When Rabbi Eliezer fell gravely ill, four of the greatest sages came to comfort him. Rabbi Tarfon, Rabbi Yehoshua, Rabbi Elazar ben Azariah, and Rabbi Akiba each tried to ease his suffering with words of praise and consolation.

Rabbi Tarfon said: "Master, you are more valuable to Israel than the rain, for rain gives life in this world, but you give life in this world and the next." Rabbi Yehoshua said: "You are more valuable than the sun, for the sun gives light in this world, but you illuminate both worlds." Rabbi Elazar ben Azariah said: "You are more precious than a father and mother, for parents bring a person into this world, but you bring people into the World to Come."

Beautiful words, all of them. But Rabbi Eliezer was not comforted.

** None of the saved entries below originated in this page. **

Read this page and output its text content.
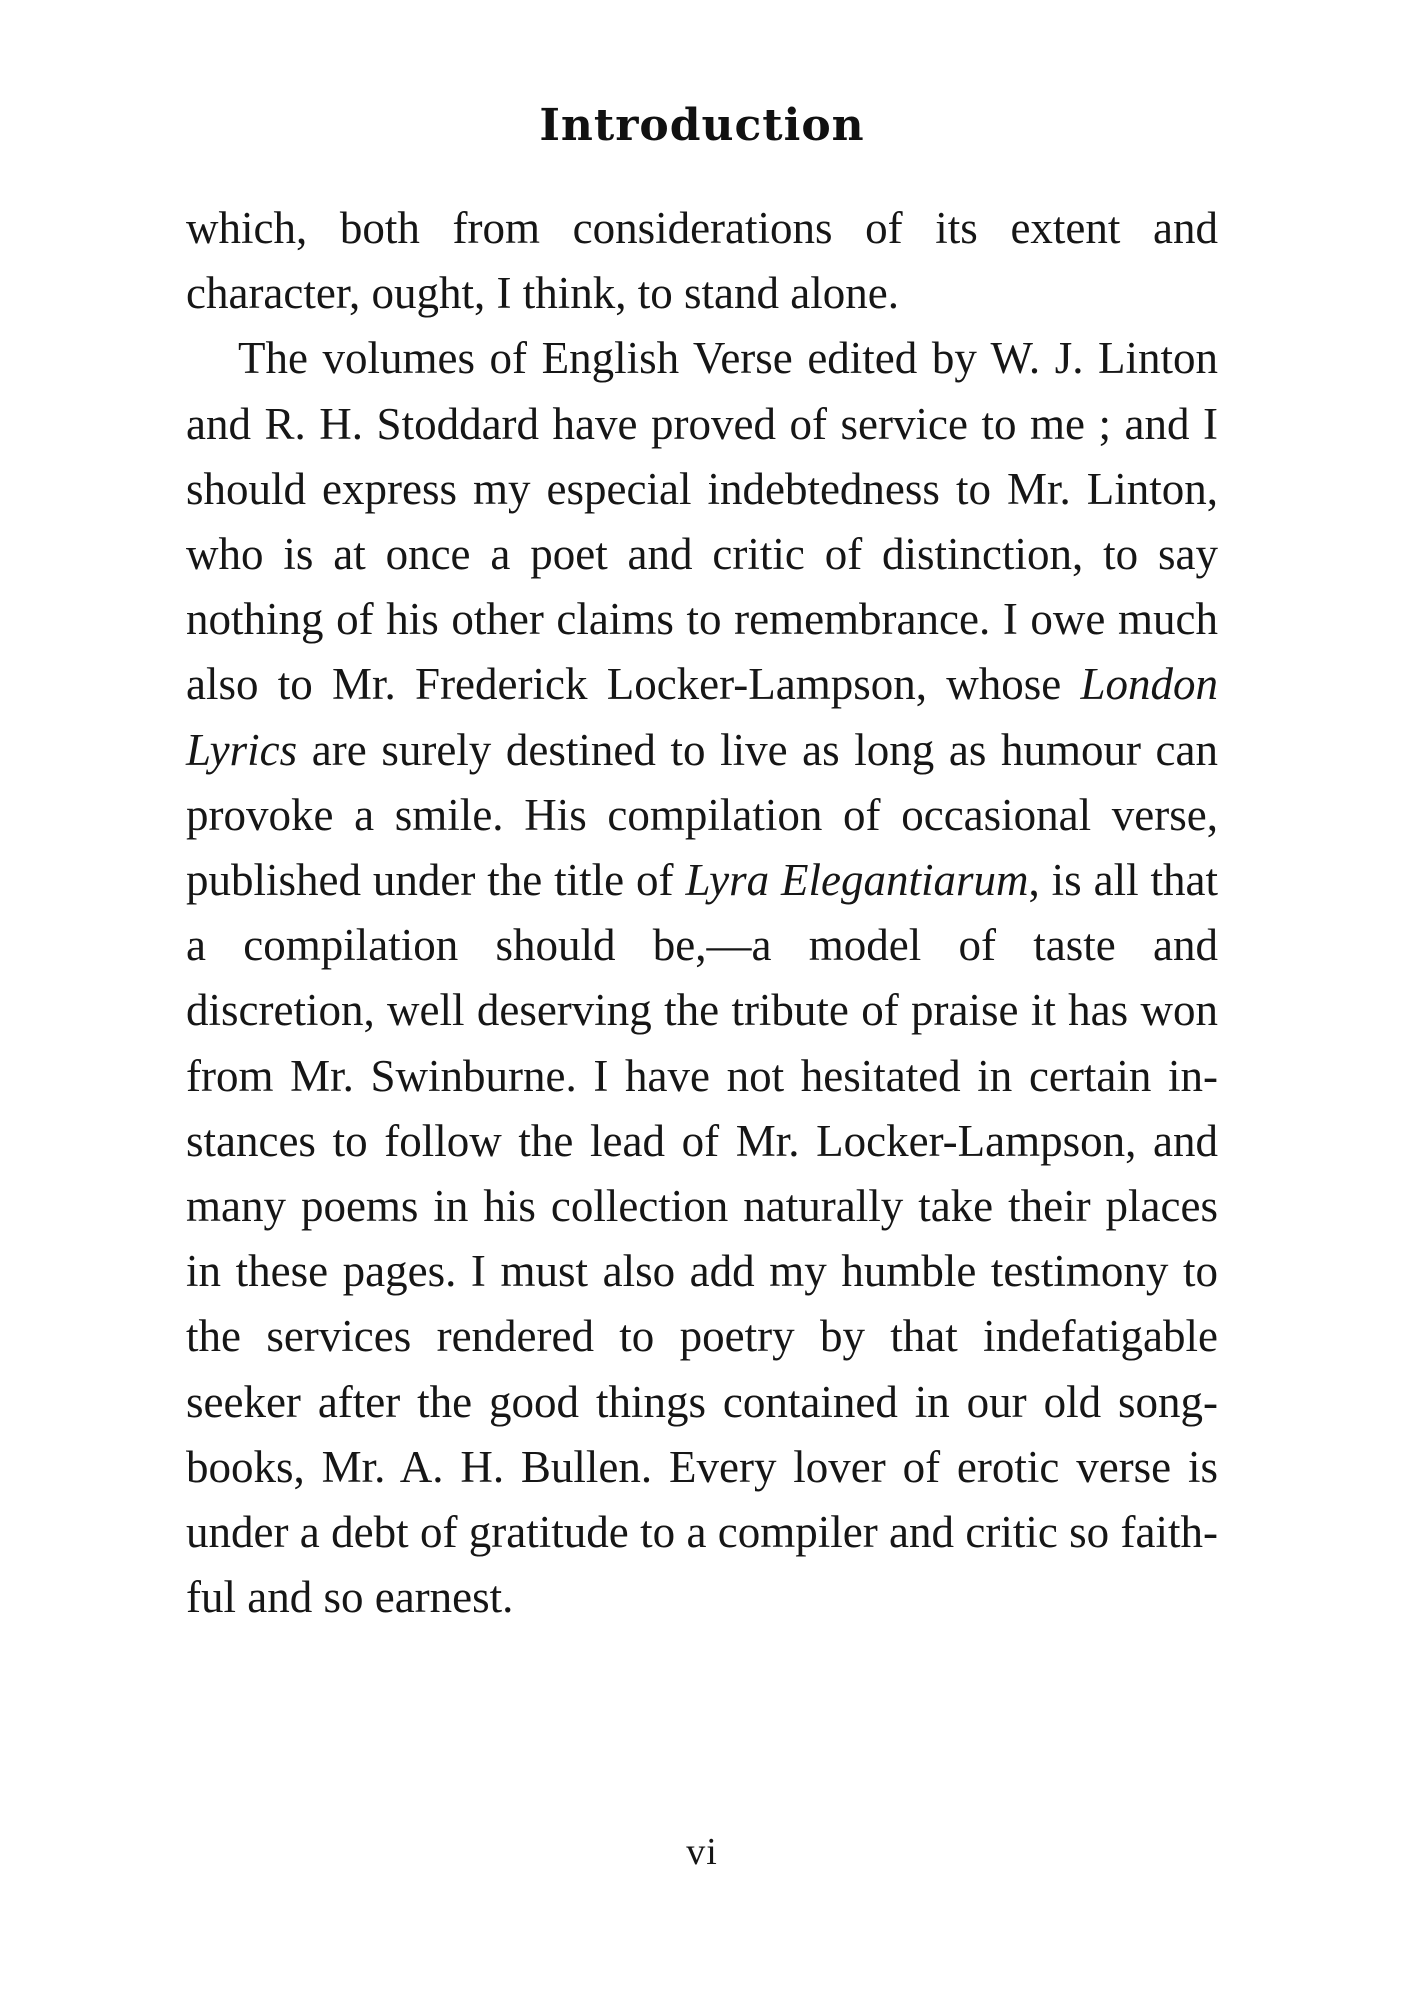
Introduction

which, both from considerations of its extent and character, ought, I think, to stand alone.

The volumes of English Verse edited by W. J. Linton and R. H. Stoddard have proved of service to me ; and I should express my especial indebtedness to Mr. Linton, who is at once a poet and critic of distinction, to say nothing of his other claims to remembrance. I owe much also to Mr. Frederick Locker-Lampson, whose London Lyrics are surely destined to live as long as humour can provoke a smile. His compilation of occasional verse, published under the title of Lyra Elegantiarum, is all that a compilation should be,—a model of taste and discretion, well deserving the tribute of praise it has won from Mr. Swinburne. I have not hesitated in certain instances to follow the lead of Mr. Locker-Lampson, and many poems in his collection naturally take their places in these pages. I must also add my humble testimony to the services rendered to poetry by that indefatigable seeker after the good things contained in our old song-books, Mr. A. H. Bullen. Every lover of erotic verse is under a debt of gratitude to a compiler and critic so faithful and so earnest.

vi
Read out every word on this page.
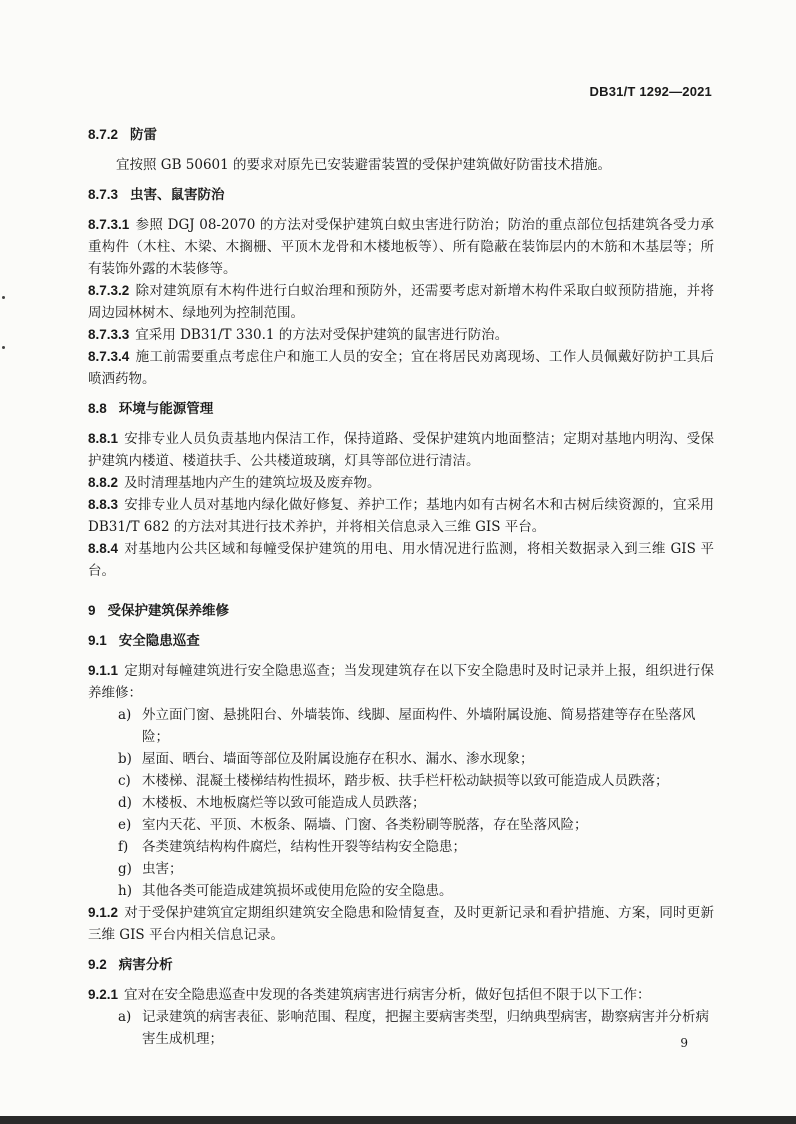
DB31/T 1292—2021

8.7.2 防雷

宜按照 GB 50601 的要求对原先已安装避雷装置的受保护建筑做好防雷技术措施。

8.7.3 虫害、鼠害防治

8.7.3.1 参照 DGJ 08-2070 的方法对受保护建筑白蚁虫害进行防治；防治的重点部位包括建筑各受力承重构件（木柱、木梁、木搁栅、平顶木龙骨和木楼地板等）、所有隐蔽在装饰层内的木筋和木基层等；所有装饰外露的木装修等。

8.7.3.2 除对建筑原有木构件进行白蚁治理和预防外，还需要考虑对新增木构件采取白蚁预防措施，并将周边园林树木、绿地列为控制范围。

8.7.3.3 宜采用 DB31/T 330.1 的方法对受保护建筑的鼠害进行防治。

8.7.3.4 施工前需要重点考虑住户和施工人员的安全；宜在将居民劝离现场、工作人员佩戴好防护工具后喷洒药物。

8.8 环境与能源管理

8.8.1 安排专业人员负责基地内保洁工作，保持道路、受保护建筑内地面整洁；定期对基地内明沟、受保护建筑内楼道、楼道扶手、公共楼道玻璃，灯具等部位进行清洁。

8.8.2 及时清理基地内产生的建筑垃圾及废弃物。

8.8.3 安排专业人员对基地内绿化做好修复、养护工作；基地内如有古树名木和古树后续资源的，宜采用 DB31/T 682 的方法对其进行技术养护，并将相关信息录入三维 GIS 平台。

8.8.4 对基地内公共区域和每幢受保护建筑的用电、用水情况进行监测，将相关数据录入到三维 GIS 平台。

9 受保护建筑保养维修

9.1 安全隐患巡查

9.1.1 定期对每幢建筑进行安全隐患巡查；当发现建筑存在以下安全隐患时及时记录并上报，组织进行保养维修：

a) 外立面门窗、悬挑阳台、外墙装饰、线脚、屋面构件、外墙附属设施、简易搭建等存在坠落风险；

b) 屋面、晒台、墙面等部位及附属设施存在积水、漏水、渗水现象；

c) 木楼梯、混凝土楼梯结构性损坏，踏步板、扶手栏杆松动缺损等以致可能造成人员跌落；

d) 木楼板、木地板腐烂等以致可能造成人员跌落；

e) 室内天花、平顶、木板条、隔墙、门窗、各类粉刷等脱落，存在坠落风险；

f) 各类建筑结构构件腐烂，结构性开裂等结构安全隐患；

g) 虫害；

h) 其他各类可能造成建筑损坏或使用危险的安全隐患。

9.1.2 对于受保护建筑宜定期组织建筑安全隐患和险情复查，及时更新记录和看护措施、方案，同时更新三维 GIS 平台内相关信息记录。

9.2 病害分析

9.2.1 宜对在安全隐患巡查中发现的各类建筑病害进行病害分析，做好包括但不限于以下工作：

a) 记录建筑的病害表征、影响范围、程度，把握主要病害类型，归纳典型病害，勘察病害并分析病害生成机理；	9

Then Rabbi Akiba spoke. He said simply: "Suffering is precious." That was all. Suffering is precious.

Rabbi Eliezer sat up. "Help me sit," he said, "so I can hear what my student Akiba has to say." And Rabbi Akiba explained: suffering purifies the soul. It atones for sins. It opens gates that comfort and ease can never unlock. The person who suffers and accepts it with love is performing an act of supreme devotion to God.

Of all the words spoken that day — the soaring metaphors, the grand comparisons — only Rabbi Akiba's blunt, uncomfortable truth reached the dying sage. Because Rabbi Eliezer did not need flattery. He needed meaning. And Rabbi Akiba gave him the only meaning that suffering can have: it matters.